God is interested in a relationship with us, and journaling is one way of paying attention to that relationship and of processing some of the thoughts and feelings that are a part of that relationship. There is no magic—journaling doesn’t necessarily make us more spiritual or even more insightful. But, it can enhance our communication with God, which will eventually lead to communion with God.

Communication is about both sending and receiving. When we do all the talking (whether to God or to anyone else), the conversation gets old pretty fast. Most of us are more confident about our ability to talk to God than our ability to listen to God. Journaling gives us an opportunity to “practice our listening” by making a space to hear God speak.

For some, writing helps to process what’s going on inside. It slows us down enough to notice what’s going on within and around us, and it gives us freedom to express what’s not safe to share with others. Since no one should ever read our journal, we can share our deep desires, fears, anger, as well as our loftiest hopes and dreams. 

Ways to Journal: Chronicling, Journaling, Art

C.S. Lewis says, “I am sure that some are born to write as trees are born to bear leaves; for these, writing is a necessary mode of their own development.” People like this don’t know what they really think or feel until they begin to write about it. Journaling will open to them a stream of communication to and from God that will shape their inner world and their outer lives.

But for others, the deep insights are more likely to happen outside the writing experience itself. When this is the case, one’s journal becomes a place to chronicle thoughts, impressions, feelings, and experiences with God. The journal becomes a place to make note of the ways that God has touched us—perhaps through a sermon, a scripture passage, a conversation with another person, or through nature—so that we can return to those notations from time to time to be encouraged or redirected when we sense that we are losing our direction in life.

Other ways to journal include drawing, sketching, painting, calligraphy and a host of other art forms, which express our inner being in ways that words simply can’t communicate. Images that capture the essence of our intention or the reality of life into which we may sometimes gaze are worth recording in our journal.

Christians throughout the centuries have chosen to journal their responses to a scripture passage as a means of growing closer to God.

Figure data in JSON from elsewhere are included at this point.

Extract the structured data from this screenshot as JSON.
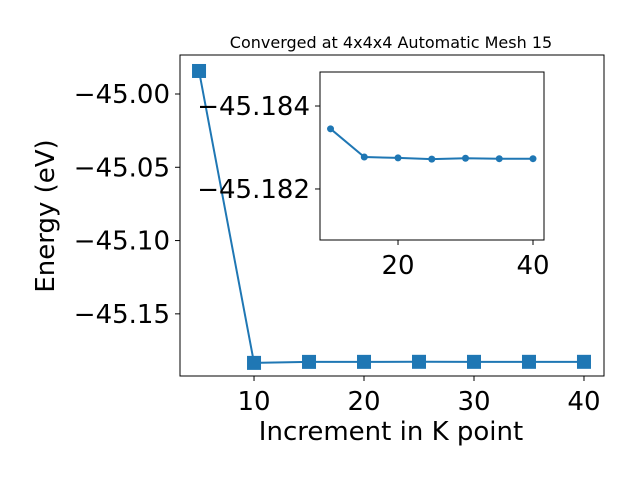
{
  "chart_data": [
    {
      "type": "line",
      "title": "Converged at 4x4x4 Automatic Mesh 15",
      "xlabel": "Increment in K point",
      "ylabel": "Energy (eV)",
      "x": [
        5,
        10,
        15,
        20,
        25,
        30,
        35,
        40
      ],
      "series": [
        {
          "color": "#1f77b4",
          "marker": "s",
          "values": [
            -44.9843,
            -45.18345,
            -45.18277,
            -45.18275,
            -45.18272,
            -45.18274,
            -45.18273,
            -45.18273
          ]
        }
      ],
      "xlim": [
        3.27,
        41.82
      ],
      "xticks": [
        10,
        20,
        30,
        40
      ],
      "ylim": [
        -45.1924,
        -44.9734
      ],
      "yticks": [
        {
          "value": -45.15,
          "label": "−45.15"
        },
        {
          "value": -45.1,
          "label": "−45.10"
        },
        {
          "value": -45.05,
          "label": "−45.05"
        },
        {
          "value": -45.0,
          "label": "−45.00"
        }
      ]
    },
    {
      "type": "line",
      "x": [
        10,
        15,
        20,
        25,
        30,
        35,
        40
      ],
      "series": [
        {
          "color": "#1f77b4",
          "marker": "o",
          "values": [
            -45.18345,
            -45.18277,
            -45.18275,
            -45.18272,
            -45.18274,
            -45.18273,
            -45.18273
          ]
        }
      ],
      "xlim": [
        8.44,
        41.63
      ],
      "xticks": [
        20,
        40
      ],
      "ylim": [
        -45.18077,
        -45.18482
      ],
      "yticks": [
        {
          "value": -45.182,
          "label": "−45.182"
        },
        {
          "value": -45.184,
          "label": "−45.184"
        }
      ]
    }
  ]
}
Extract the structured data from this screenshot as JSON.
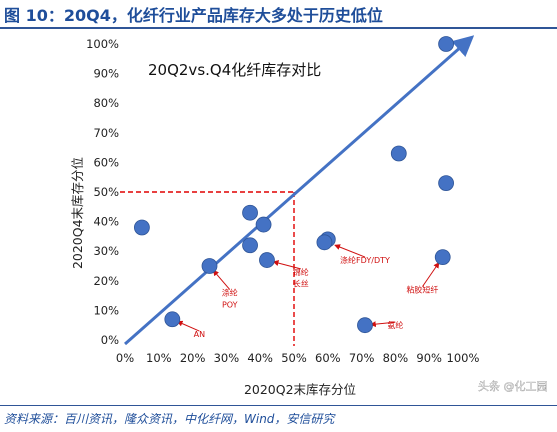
{
  "header": {
    "figure_title": "图 10：20Q4，化纤行业产品库存大多处于历史低位"
  },
  "source": "资料来源：百川资讯，隆众资讯，中化纤网，Wind，安信研究",
  "watermark": "头条 @化工园",
  "colors": {
    "header": "#1f4e9a",
    "marker": "#4472c4",
    "arrow": "#4472c4",
    "reference_line": "#e00000",
    "annotation": "#d01010"
  },
  "chart_data": {
    "type": "scatter",
    "title": "20Q2vs.Q4化纤库存对比",
    "xlabel": "2020Q2末库存分位",
    "ylabel": "2020Q4末库存分位",
    "xlim": [
      0,
      100
    ],
    "ylim": [
      0,
      100
    ],
    "x_ticks": [
      "0%",
      "10%",
      "20%",
      "30%",
      "40%",
      "50%",
      "60%",
      "70%",
      "80%",
      "90%",
      "100%"
    ],
    "y_ticks": [
      "0%",
      "10%",
      "20%",
      "30%",
      "40%",
      "50%",
      "60%",
      "70%",
      "80%",
      "90%",
      "100%"
    ],
    "reference_lines": {
      "x": 50,
      "y": 50
    },
    "diagonal_arrow": {
      "from": [
        0,
        0
      ],
      "to": [
        100,
        100
      ]
    },
    "points": [
      {
        "x": 95,
        "y": 100
      },
      {
        "x": 81,
        "y": 63
      },
      {
        "x": 95,
        "y": 53
      },
      {
        "x": 5,
        "y": 38
      },
      {
        "x": 37,
        "y": 43
      },
      {
        "x": 41,
        "y": 39
      },
      {
        "x": 37,
        "y": 32
      },
      {
        "x": 60,
        "y": 34
      },
      {
        "x": 59,
        "y": 33
      },
      {
        "x": 25,
        "y": 25
      },
      {
        "x": 42,
        "y": 27
      },
      {
        "x": 94,
        "y": 28
      },
      {
        "x": 14,
        "y": 7
      },
      {
        "x": 71,
        "y": 5
      }
    ],
    "annotations": [
      {
        "text": "涤纶",
        "x": 31,
        "y": 15,
        "arrow_to": [
          25,
          25
        ]
      },
      {
        "text": "POY",
        "x": 31,
        "y": 11
      },
      {
        "text": "锦纶",
        "x": 52,
        "y": 22,
        "arrow_to": [
          42,
          27
        ]
      },
      {
        "text": "长丝",
        "x": 52,
        "y": 18
      },
      {
        "text": "涤纶FDY/DTY",
        "x": 71,
        "y": 26,
        "arrow_to": [
          60,
          33
        ]
      },
      {
        "text": "粘胶短纤",
        "x": 88,
        "y": 16,
        "arrow_to": [
          94,
          28
        ]
      },
      {
        "text": "AN",
        "x": 22,
        "y": 1,
        "arrow_to": [
          14,
          7
        ]
      },
      {
        "text": "氨纶",
        "x": 80,
        "y": 4,
        "arrow_to": [
          71,
          5
        ]
      }
    ]
  }
}
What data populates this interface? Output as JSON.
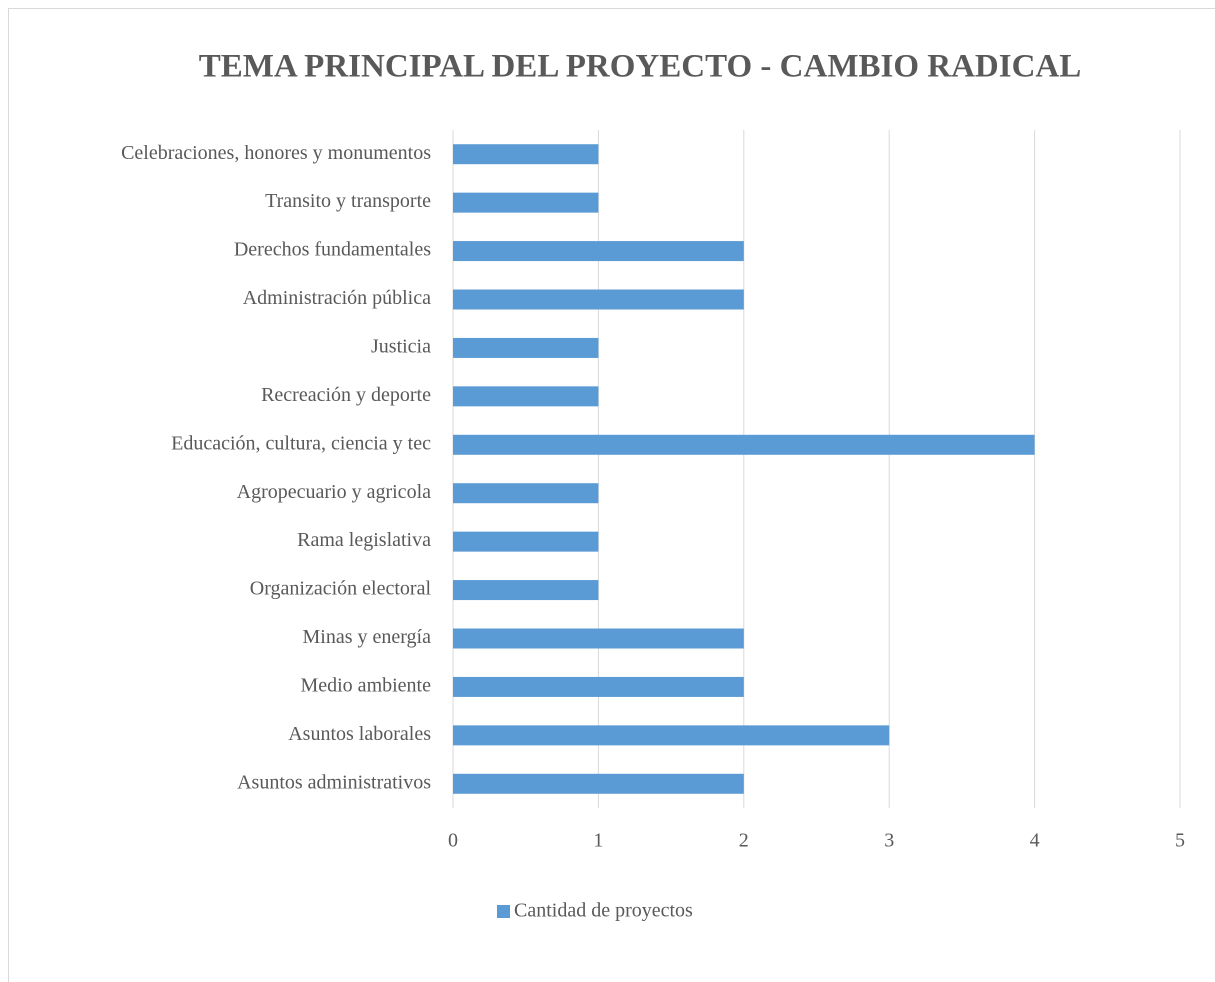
{
  "chart_data": {
    "type": "bar",
    "orientation": "horizontal",
    "title": "TEMA PRINCIPAL DEL PROYECTO - CAMBIO RADICAL",
    "categories": [
      "Celebraciones, honores y monumentos",
      "Transito y transporte",
      "Derechos fundamentales",
      "Administración pública",
      "Justicia",
      "Recreación y deporte",
      "Educación, cultura, ciencia y tec",
      "Agropecuario y agricola",
      "Rama legislativa",
      "Organización electoral",
      "Minas y energía",
      "Medio ambiente",
      "Asuntos laborales",
      "Asuntos administrativos"
    ],
    "series": [
      {
        "name": "Cantidad de proyectos",
        "color": "#5b9bd5",
        "values": [
          1,
          1,
          2,
          2,
          1,
          1,
          4,
          1,
          1,
          1,
          2,
          2,
          3,
          2
        ]
      }
    ],
    "xlim": [
      0,
      5
    ],
    "xticks": [
      0,
      1,
      2,
      3,
      4,
      5
    ],
    "grid": true,
    "legend": "bottom"
  }
}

Because God is about meeting us wherever and however we are open to the encounter, we may be helped by choosing a small portion of scripture, or perhaps a collect or a creed from the Book of Common Prayer, and spending some time ruminating on the passage. As we stay with the passage we may have questions or thoughts about the scripture that we may want to journal. Sometimes insight comes to us by the Holy Spirit and we can understand God, ourselves, and/or the world in which we live in a new way. Journaling these insights gives us opportunity to process them more deeply and retain them longer in our memory and in our practice of faith.